Power supply component protection

HitachiRocks

Honorable
Aug 9, 2012
4
0
10,510
Hello,
I noticed one of the fans in my Norco case wasn't spinning. I removed the fan and noticed that one of the pins on the fan mount was bent - so I stupidly took insulated tweezers and tried to correct the pin placement. There was a small spark and the computer restart immediately, I heard the power supply switch off and on and the motherboard light cycled. I pulled one of the hard drives immediately and out of the 24 it worked fine. Everything works perfectly right now, but did I damage anything? The fan was connected via 2pin molex and a SATA - molex adapter via a Corsair HX70 power supply.
Thanks.
 

scottiemedic

Distinguished
It's fine, I've shorted molex connectors accidentally inserting them into older IDE hard drives. COULD HAVE something happened? Yes. Did it? Probably not, especially if it's running fine. It would have fried the PSU/mobo first/second. Since those are running, you're silver (instead of golden) ;-)
 

HitachiRocks

Honorable
Aug 9, 2012
4
0
10,510
Thanks for your reply! I am just extremely concerned as this is going to run 24/7 and has 24 hard drives in it... When I am done with it, it's going into a small business that needs it running 24/7
 


It will be fine, just leave it running 24\7 for a few days before it goes into use if it makes you comfortable.

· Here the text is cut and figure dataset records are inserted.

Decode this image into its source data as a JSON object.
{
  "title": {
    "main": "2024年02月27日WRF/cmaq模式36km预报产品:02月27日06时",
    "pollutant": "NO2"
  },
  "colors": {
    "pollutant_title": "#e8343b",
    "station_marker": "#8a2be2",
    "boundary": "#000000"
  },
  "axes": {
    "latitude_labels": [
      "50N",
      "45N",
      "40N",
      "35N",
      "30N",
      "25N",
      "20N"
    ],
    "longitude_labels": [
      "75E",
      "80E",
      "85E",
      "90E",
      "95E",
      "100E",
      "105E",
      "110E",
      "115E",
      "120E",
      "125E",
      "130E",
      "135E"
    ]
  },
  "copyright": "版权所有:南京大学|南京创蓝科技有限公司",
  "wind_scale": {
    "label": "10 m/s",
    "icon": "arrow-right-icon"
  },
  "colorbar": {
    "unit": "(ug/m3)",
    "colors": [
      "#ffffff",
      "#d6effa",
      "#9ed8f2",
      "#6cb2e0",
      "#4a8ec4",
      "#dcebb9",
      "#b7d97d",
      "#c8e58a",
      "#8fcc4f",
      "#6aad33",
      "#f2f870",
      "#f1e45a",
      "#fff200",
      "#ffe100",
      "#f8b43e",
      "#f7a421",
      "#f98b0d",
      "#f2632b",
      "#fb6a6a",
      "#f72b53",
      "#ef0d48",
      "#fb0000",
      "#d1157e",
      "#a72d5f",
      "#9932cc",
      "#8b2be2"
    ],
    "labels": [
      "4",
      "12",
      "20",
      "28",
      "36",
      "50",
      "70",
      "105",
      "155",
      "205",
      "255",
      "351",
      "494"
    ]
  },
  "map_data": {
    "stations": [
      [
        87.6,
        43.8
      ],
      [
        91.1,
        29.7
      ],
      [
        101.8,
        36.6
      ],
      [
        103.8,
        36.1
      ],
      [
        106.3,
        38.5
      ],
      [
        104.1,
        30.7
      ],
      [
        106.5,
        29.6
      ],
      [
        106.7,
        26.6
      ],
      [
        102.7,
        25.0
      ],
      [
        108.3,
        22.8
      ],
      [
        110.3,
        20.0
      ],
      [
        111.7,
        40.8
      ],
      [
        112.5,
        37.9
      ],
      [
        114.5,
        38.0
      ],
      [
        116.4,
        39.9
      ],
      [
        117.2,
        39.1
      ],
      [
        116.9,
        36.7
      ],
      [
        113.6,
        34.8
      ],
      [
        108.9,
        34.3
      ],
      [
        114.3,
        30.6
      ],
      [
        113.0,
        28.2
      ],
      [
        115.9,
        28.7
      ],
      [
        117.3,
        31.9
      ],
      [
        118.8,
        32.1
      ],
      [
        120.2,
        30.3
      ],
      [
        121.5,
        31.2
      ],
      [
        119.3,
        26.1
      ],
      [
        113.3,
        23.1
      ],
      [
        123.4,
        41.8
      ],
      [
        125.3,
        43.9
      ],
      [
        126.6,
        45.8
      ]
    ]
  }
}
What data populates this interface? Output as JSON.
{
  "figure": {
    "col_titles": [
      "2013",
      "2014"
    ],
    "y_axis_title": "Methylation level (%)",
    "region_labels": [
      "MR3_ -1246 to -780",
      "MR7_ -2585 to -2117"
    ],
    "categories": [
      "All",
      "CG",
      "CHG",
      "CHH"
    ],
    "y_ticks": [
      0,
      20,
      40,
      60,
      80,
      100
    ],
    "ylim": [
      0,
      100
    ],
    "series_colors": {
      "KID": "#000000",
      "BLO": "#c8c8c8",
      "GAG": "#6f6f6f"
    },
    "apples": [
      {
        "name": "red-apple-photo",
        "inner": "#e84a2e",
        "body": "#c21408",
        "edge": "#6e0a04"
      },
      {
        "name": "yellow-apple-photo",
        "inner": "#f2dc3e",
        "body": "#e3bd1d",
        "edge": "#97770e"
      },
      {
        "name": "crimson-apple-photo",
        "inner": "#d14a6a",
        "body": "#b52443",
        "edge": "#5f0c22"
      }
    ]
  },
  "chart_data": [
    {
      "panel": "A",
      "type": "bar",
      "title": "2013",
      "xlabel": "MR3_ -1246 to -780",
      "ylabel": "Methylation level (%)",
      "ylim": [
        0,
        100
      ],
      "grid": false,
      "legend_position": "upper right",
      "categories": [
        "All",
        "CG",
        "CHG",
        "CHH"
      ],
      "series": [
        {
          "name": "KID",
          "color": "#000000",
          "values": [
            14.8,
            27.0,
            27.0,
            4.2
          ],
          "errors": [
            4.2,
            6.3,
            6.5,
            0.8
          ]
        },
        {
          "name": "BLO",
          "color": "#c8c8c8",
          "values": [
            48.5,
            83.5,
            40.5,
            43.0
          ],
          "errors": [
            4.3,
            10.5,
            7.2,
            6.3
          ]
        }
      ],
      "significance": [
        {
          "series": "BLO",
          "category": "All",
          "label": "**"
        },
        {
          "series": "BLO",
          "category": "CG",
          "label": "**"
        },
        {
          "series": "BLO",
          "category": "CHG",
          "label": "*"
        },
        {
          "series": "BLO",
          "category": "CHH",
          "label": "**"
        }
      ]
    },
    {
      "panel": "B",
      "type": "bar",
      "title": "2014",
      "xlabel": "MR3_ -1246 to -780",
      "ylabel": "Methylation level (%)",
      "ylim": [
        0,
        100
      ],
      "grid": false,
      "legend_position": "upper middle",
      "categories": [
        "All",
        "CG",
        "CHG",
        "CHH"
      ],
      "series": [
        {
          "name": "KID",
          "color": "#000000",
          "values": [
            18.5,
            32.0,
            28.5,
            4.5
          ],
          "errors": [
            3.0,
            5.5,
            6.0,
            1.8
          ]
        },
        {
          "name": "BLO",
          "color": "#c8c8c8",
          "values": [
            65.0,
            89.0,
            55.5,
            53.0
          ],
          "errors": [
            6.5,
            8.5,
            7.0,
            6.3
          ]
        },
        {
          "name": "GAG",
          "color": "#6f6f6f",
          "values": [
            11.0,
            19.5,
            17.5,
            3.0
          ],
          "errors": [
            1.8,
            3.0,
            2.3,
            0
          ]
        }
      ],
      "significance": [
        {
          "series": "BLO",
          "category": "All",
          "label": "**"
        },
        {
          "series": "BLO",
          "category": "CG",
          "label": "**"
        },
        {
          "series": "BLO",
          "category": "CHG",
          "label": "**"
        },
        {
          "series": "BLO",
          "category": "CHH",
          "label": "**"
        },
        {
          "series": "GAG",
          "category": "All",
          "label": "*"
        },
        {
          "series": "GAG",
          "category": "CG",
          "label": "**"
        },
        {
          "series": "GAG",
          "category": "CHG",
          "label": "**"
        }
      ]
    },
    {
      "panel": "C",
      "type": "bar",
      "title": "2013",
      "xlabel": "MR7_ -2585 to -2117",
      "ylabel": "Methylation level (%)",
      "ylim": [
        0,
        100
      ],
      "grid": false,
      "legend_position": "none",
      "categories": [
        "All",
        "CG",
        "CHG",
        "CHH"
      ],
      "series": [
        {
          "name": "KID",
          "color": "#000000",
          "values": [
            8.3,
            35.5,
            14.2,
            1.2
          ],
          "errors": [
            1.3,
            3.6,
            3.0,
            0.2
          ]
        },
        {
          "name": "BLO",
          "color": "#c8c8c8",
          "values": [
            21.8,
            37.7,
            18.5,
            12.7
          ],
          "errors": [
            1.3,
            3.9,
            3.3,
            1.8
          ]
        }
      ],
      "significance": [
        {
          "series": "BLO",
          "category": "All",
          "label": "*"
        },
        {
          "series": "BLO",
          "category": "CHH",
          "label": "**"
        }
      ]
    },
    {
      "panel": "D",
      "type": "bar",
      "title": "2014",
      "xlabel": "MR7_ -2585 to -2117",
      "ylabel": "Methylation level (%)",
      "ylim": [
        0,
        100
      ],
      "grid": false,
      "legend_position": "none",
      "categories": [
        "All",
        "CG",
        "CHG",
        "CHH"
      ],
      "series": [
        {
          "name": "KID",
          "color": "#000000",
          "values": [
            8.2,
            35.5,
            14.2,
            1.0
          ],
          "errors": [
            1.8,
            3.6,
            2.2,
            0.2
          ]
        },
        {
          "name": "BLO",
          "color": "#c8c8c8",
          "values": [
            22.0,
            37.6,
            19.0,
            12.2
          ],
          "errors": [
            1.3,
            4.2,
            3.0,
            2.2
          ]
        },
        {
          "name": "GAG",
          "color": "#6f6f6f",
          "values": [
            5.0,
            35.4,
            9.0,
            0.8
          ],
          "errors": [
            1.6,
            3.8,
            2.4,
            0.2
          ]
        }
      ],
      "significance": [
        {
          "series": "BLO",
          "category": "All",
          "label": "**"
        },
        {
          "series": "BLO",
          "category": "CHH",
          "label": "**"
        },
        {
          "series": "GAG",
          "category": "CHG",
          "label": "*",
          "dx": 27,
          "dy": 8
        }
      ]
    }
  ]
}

24 drives? That's pretty crazy! :pt1cable: What kind of business is this being used for?
 

InvalidError

Titan
Moderator
Look at it this way: now you know that the PSU's over-current protection appears to be working fine since it successfully prevented the PSU from either blowing itself up or blowing up something else.

A properly designed and working over-current protection should trip before the current has a chance to rise high enough to cause remotely significant damage tothe PSU. You would probably need to repeat the 'test' hundreds if not thousands of times to get a catastrophic failure of some sort.